As in many climate discussions, the promises of balancing economic goals with the winding down of fossil fuel production and the ramping up of new infrastructure are often received with skepticism and raised eyebrows. Soon, climate action numbers in the scale of trillions are thrown into the debate in an attempt to align climate ambition with “achievable” solutions. But fortunately, California can bypass this misguided set of choices. Enter the state’s secret weapon: public banks.
Largely unnoticed in the environmental sphere, Newsom also made headlines last month when he passed the Public Banking Act. The act, the first of its kind in the country, legalized the creation of public banks across the state’s cities and counties. Public banks, financial institutions that are owned and accountable to their people through their representative government, are often praised for their investments in much-needed projects and businesses in their localities. Supported projects typically include affordable housing initiatives and small business development.
Just as they can provide support to local initiatives that are often considered too risky or not profitable by their commercial counterparts, public banks have the potential to close the energy transition investment gap by financing the series of projects and programs needed to wind down California’s fossil fuel production. In particular, public banks can be created throughout the state with the explicit mandate of building green and resilient infrastructure, supporting communities’ economic diversification, and encouraging education and training programs that can create a local, 21st-century workforce. They can do all of that while ensuring that the transition is done equitably and democratically.
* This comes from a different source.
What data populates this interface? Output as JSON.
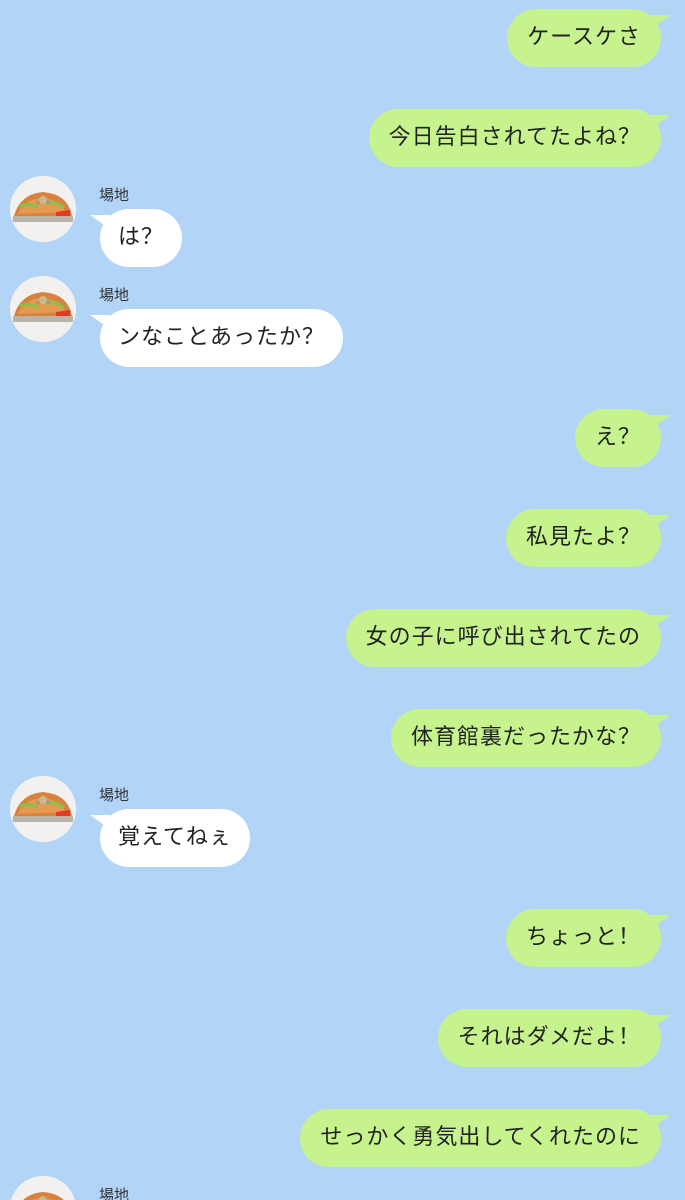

Unlike commercial banks, public banks are guided for and by public purposes instead of the profit demands of shareholders. The end result is that public banks have more flexibility in providing services at lower interest rates and longer time frames. Furthermore, because of their public nature, they can — and should — be purposefully designed to promote accountability, transparency and participation through such features as open meetings, multi-stakeholder boards and public assemblies that would keep them in step with the needs of community residents.
Add these to the potential of public banks as depository institutions to leverage up to 10 times their capital, and it’s clear how they can play a unique role in financing the just transition in the form of cheaper renewable and resilience projects, lower energy rates and reduced energy poverty, while ensuring low-income residents, often left aside in renewable and resilience projects, have access to the benefits.
California has the unique opportunity to be the first state to materialize the ambitions put forward in Green New Deal proposals. By combining its efforts to decrease its fossil fuel production with the creation of a network of public banks that can support decarbonization activities, California can finally make a U-turn from its dominant fossil fuel producer status and step up to the climate leadership role it has always wanted to play.